Osmanlı zamanlarında müellif
binbir zahmetle telif ettiği kitabının korunması için kapağına “Yâ Kebikeç”
yazarmış. Kitapların kurtlardan güvelerden korunması için yazılmış bir nevi
muskadır, duadır; efsun diyenler de var. “Ey kurtçuk, bu kitap sana ait değil,
başkasının malına zarar verme!” ikazıymış.

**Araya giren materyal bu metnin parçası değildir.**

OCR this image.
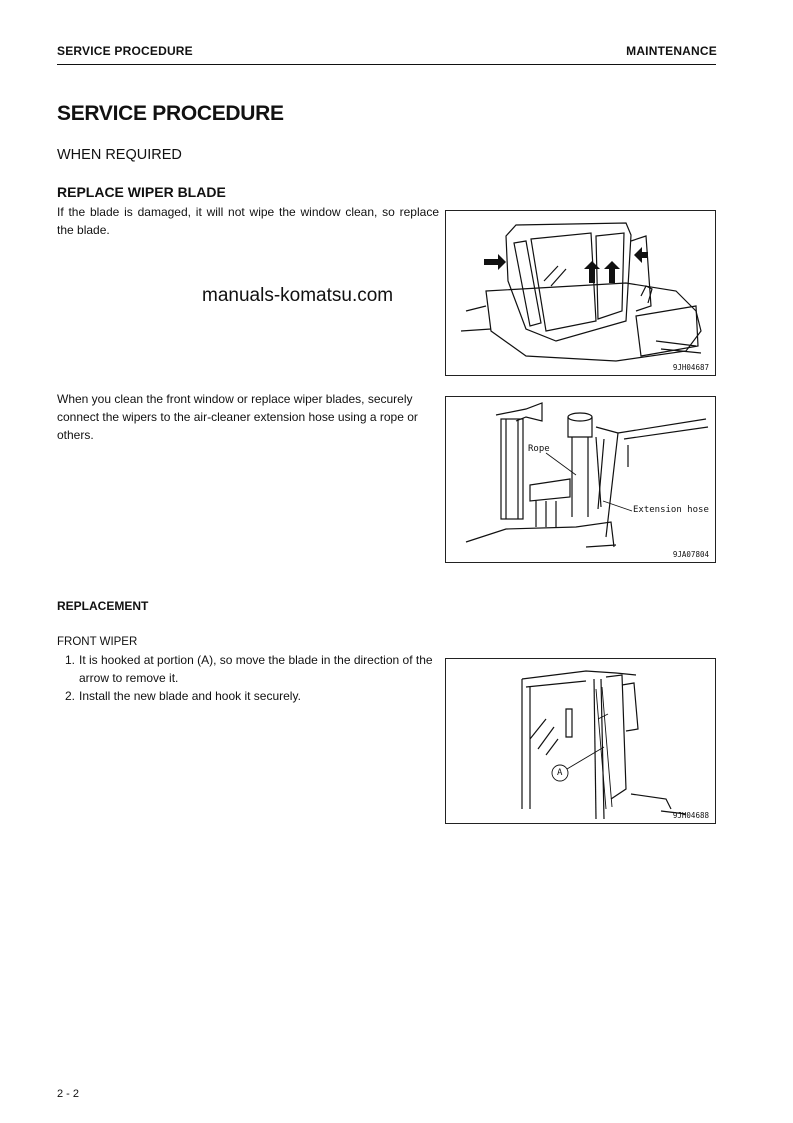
SERVICE PROCEDURE	MAINTENANCE
SERVICE PROCEDURE
WHEN REQUIRED
REPLACE WIPER BLADE

If the blade is damaged, it will not wipe the window clean, so replace the blade.

9JH04687
manuals-komatsu.com

When you clean the front window or replace wiper blades, securely connect the wipers to the air-cleaner extension hose using a rope or others.

Rope
Extension hose
9JA07804
REPLACEMENT
FRONT WIPER
1. It is hooked at portion (A), so move the blade in the direction of the arrow to remove it.
2. Install the new blade and hook it securely.
A
9JH04688
2 - 2
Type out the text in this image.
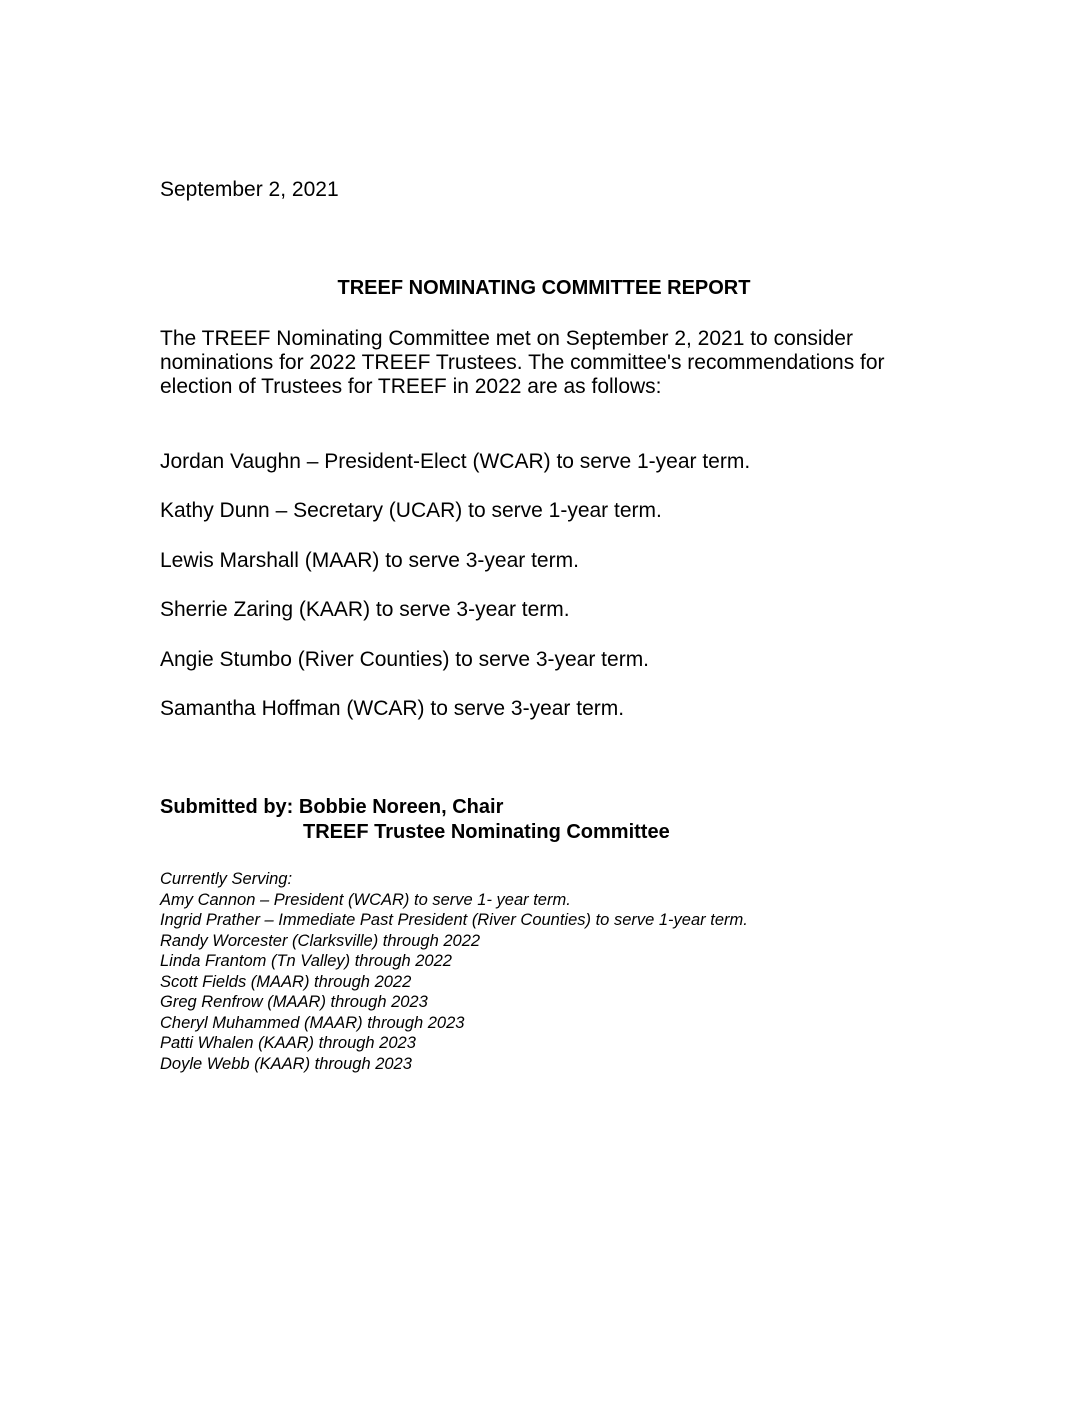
September 2, 2021
TREEF NOMINATING COMMITTEE REPORT
The TREEF Nominating Committee met on September 2, 2021 to consider
nominations for 2022 TREEF Trustees. The committee's recommendations for
election of Trustees for TREEF in 2022 are as follows:
Jordan Vaughn – President-Elect (WCAR) to serve 1-year term.
Kathy Dunn – Secretary (UCAR) to serve 1-year term.
Lewis Marshall (MAAR) to serve 3-year term.
Sherrie Zaring (KAAR) to serve 3-year term.
Angie Stumbo (River Counties) to serve 3-year term.
Samantha Hoffman (WCAR) to serve 3-year term.
Submitted by: Bobbie Noreen, Chair
TREEF Trustee Nominating Committee
Currently Serving:
Amy Cannon – President (WCAR) to serve 1- year term.
Ingrid Prather – Immediate Past President (River Counties) to serve 1-year term.
Randy Worcester (Clarksville) through 2022
Linda Frantom (Tn Valley) through 2022
Scott Fields (MAAR) through 2022
Greg Renfrow (MAAR) through 2023
Cheryl Muhammed (MAAR) through 2023
Patti Whalen (KAAR) through 2023
Doyle Webb (KAAR) through 2023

Kebikeç’in, kitap kurtlarının
meleği yahut cini olduğuna inanılırmış. Kitap haşeratları, efendilerinin ismini
kitabın üzerinde görünce “Bu kitap efendimizin himâyesinde” diyerek
yaklaşmazlarmış. Bu söyleyeceğim bir fıkra olarak anlatılır ama inanın benim de
başıma geldi. Bir kütüphâne memuruyla birlikte elyazması bir kitaba bakarken,
kitap kurtlarının hususen “Ya Kebikeç” yazısını yediklerine şâhit olmuştum.
ERMİŞ SAHAF MENKIBESİ
Meşrutiyet Dönemi’nin son
yıllarında sahaflık yapmış bir zâttan dinlediğim “Ermiş Sahaf” menkıbesi var bu
şehrin mâzisinde. Sultan Abdülaziz devrinde, değerli kitaplarının sayısını
kendisi de bilmeyen bir sahaf yaşarmış. Bir gün aklına şöyle bir fikir gelmiş:
“Şu fâni dünyada elde etmediğim
kitap kalmadı. İstanbul’dan Şam’a, Mısır’dan Bağdat’ a kadar herkes bana
istediğim kitabı getirdi. Çok kitap alıp satarak zengin oldum. Bundan sonra
ahret hazırlıkları içinde olup boşuna geçmiş günahlı günlerimi telâfi
etmeliyim. Kitaplarımı önce ihtiyaç sahibi kitap müptelâlarına, sonra ilim
sahibi olanlara dağıtıp paylaştırmalıyım. Belki bunun sevabıyla cennete
girebilirim” demiş.
Dediğini de tastamam yapmış.
Zamanın İstanbul’undan, Bursa’sından, taşra şehirlerden duyup gelen onun
kitaplarından nasiplenmişler. Bu hasenatı yaptıktan sonra bir gün karşısına
aksakallı bir eren çıkmış. “Ben senin bahtının kuvvetiyim. Sen bütün
kitaplarını kitapseverlere dağıtıp onları sevindirdin. Senin sonun hayırlı
olacak; bu günlerde abdestsiz gezme. Azrail âleyhisselâm seni yoklayacak,
haberin olsun” demiş ve kaybolmuş.
O sahaf üç gün sonra vefat etmiş.
Cenazesine onun hayır hasenatını gören çok sayıda ilim erbabı ve kitap
tiryakisi katılıp ta’zimde bulunmuşlar ve mezarını türbeye çevirmişler. Bir
müddet sonra bu türbeye “Ermiş Sahaf Türbesi” demişler.
“İşte böyledir sahaflık” dedi
Sahaf Hasan Efendi. Soluklandı ve çırağından çay söylemesini istedi. Refik
Hüzünkâr “Efendim, müsaadenizi istesem…” dedi ve elini öpüp kalktı…
Akşamın ucu görünmeye başlamıştı.
Öğle üzeri güneşli olan hava değişmiş, hafif yağmur yağıyordu. Evindeki
kitaplarına doğru cezbe hâlinde yürüyordu bugün. Sevinçliydi. “Ne çok şey
dinledim Sahaf Hasan Efendi’den, ah, kitaplar!” dedi.